此时。她平静地说:“你可以告诉我是什么让你怀疑我的吗?”
“有几件事。从你对张瑞的陈诉开始。一个像张瑞那样傲慢的人,绝不会在别人面前贬低自己的外甥的。可是你忘了这点,只想强调他自杀的可能因素,还冒险指出这件事和洪松的家庭有关。这又是张瑞绝不会向陌生人承认的事情。你努力把怀疑引向洪松,同时让这件事远离焉如,这就是你犯罪的手段和动机。”
这个小个子女人吃惊了:“这么说。你知道动机?”
“我想是的,焉如的幸福,那就是动机!我猜你看见焉如和徐强在一起,你知道他们俩是怎么一回事。后来利用接近张瑞之便,你发现了他新遗嘱的草稿。焉如只有和洪松结婚才享有继承权。这促使你决定痛下杀手。”
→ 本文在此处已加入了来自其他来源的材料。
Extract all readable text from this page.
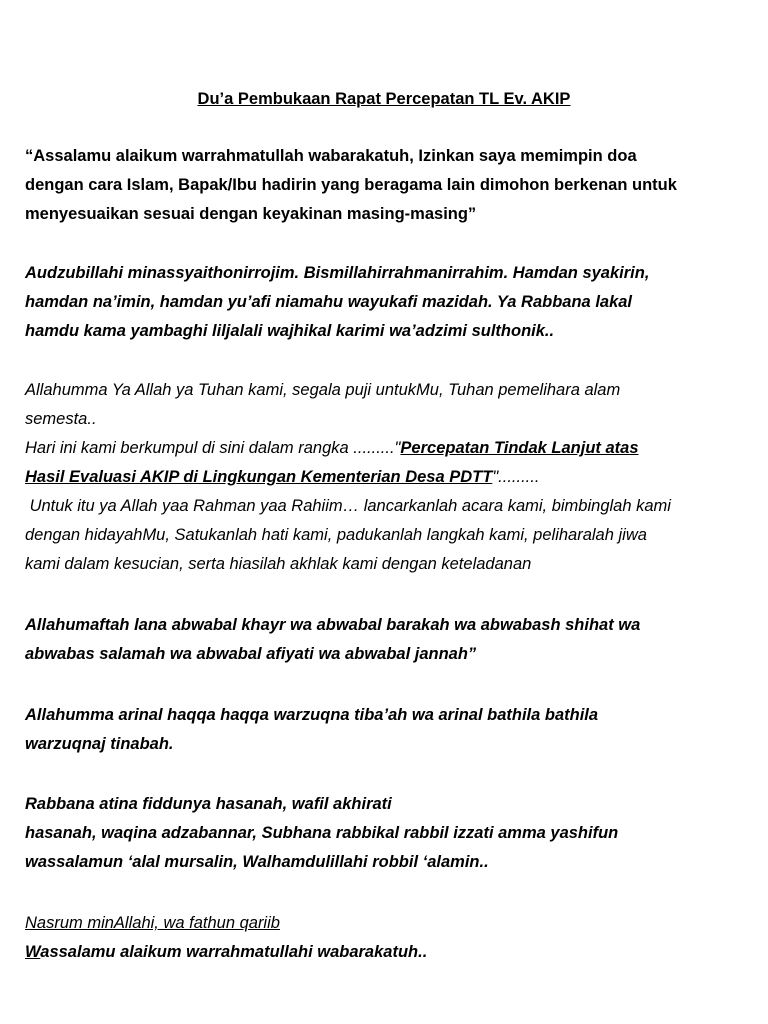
Du’a Pembukaan Rapat Percepatan TL Ev. AKIP
“Assalamu alaikum warrahmatullah wabarakatuh, Izinkan saya memimpin doa
dengan cara Islam, Bapak/Ibu hadirin yang beragama lain dimohon berkenan untuk
menyesuaikan sesuai dengan keyakinan masing-masing”
Audzubillahi minassyaithonirrojim. Bismillahirrahmanirrahim. Hamdan syakirin,
hamdan na’imin, hamdan yu’afi niamahu wayukafi mazidah. Ya Rabbana lakal
hamdu kama yambaghi liljalali wajhikal karimi wa’adzimi sulthonik..
Allahumma Ya Allah ya Tuhan kami, segala puji untukMu, Tuhan pemelihara alam
semesta..
Hari ini kami berkumpul di sini dalam rangka ........."Percepatan Tindak Lanjut atas
Hasil Evaluasi AKIP di Lingkungan Kementerian Desa PDTT".........
Untuk itu ya Allah yaa Rahman yaa Rahiim… lancarkanlah acara kami, bimbinglah kami
dengan hidayahMu, Satukanlah hati kami, padukanlah langkah kami, peliharalah jiwa
kami dalam kesucian, serta hiasilah akhlak kami dengan keteladanan
Allahumaftah lana abwabal khayr wa abwabal barakah wa abwabash shihat wa
abwabas salamah wa abwabal afiyati wa abwabal jannah”
Allahumma arinal haqqa haqqa warzuqna tiba’ah wa arinal bathila bathila
warzuqnaj tinabah.
Rabbana atina fiddunya hasanah, wafil akhirati
hasanah, waqina adzabannar, Subhana rabbikal rabbil izzati amma yashifun
wassalamun ‘alal mursalin, Walhamdulillahi robbil ‘alamin..
Nasrum minAllahi, wa fathun qariib
Wassalamu alaikum warrahmatullahi wabarakatuh..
“是的,我不想毁了焉如的幸福。”她的神色中有一种难以言表的幸福和庄重。
照海柔声道:“焉如是你女儿?”
“是的,她是我女儿。我常常想念她。当我听说张瑞想找人帮他写家族史时,我抓住这个机会。我渴望见到我的孩子。我知道海利不会认出我来。那是很多年前的事情了,而现在,海利已经糊涂得认不清事理了。我喜欢她,但我痛恨张家,他们视我如草芥,而现在张瑞又想再次以他的自负和势利毁掉焉如的一生。我决心让她得到幸福,而且她也会幸福的,如果她一直都不知道有我存在的话!这就是一个母亲,我所能做的唯一。”
最后,她恳求地看着照海。照海郑重地点点头说:“我不会告诉她。”
当照海准备离开的时候,她在院子里见到了焉如和她丈夫。她挑衅地说:“你真以为人是我杀的吗?”
“我相信人不是你杀的,因为那些脚印。”不等她发问,照海解释说:“因为那些脚印,那里只有四个脚印,而且都在花草边界地带。如果你去摘过花,应该有更多的脚印才对。这意味着,在你第一次和第二次cǎi_huā之间,有人已经抹平了其他的脚印,只有罪犯才需要这么做,既然你的脚印没被抹掉,那么你不是罪犯,你自然是清白的。“
焉如的脸上露出喜色:“我明白了。我为那个女人感到难过。不管怎样,她宁愿自己招供,而不让我被抓起来,尽管我不知道她为什么这么做。”
随着一声叹息,照海结束了自己的案子叙述。好久,房间里寂然无声,大家都不知道说什么好。最后,还是高志国笑着说:“干嘛听别人的故事伤我们的心?要我说,我应该给在座的每个同学都发优秀证书。事实证明我们都是合格的警界标兵,让我们共饮一杯,结束今晚的聚会吧。真不知道,以后还有没有这样的机会了。”
涵冰狠狠地推了他一下说:“前面的话还能听,这后面的话怎么听着不是味儿呢。要我说,该喝喝,该吃吃,该散散吧。人这一辈子,谁不是凑合着过呢,想那么多干嘛?来,来,来,干杯!”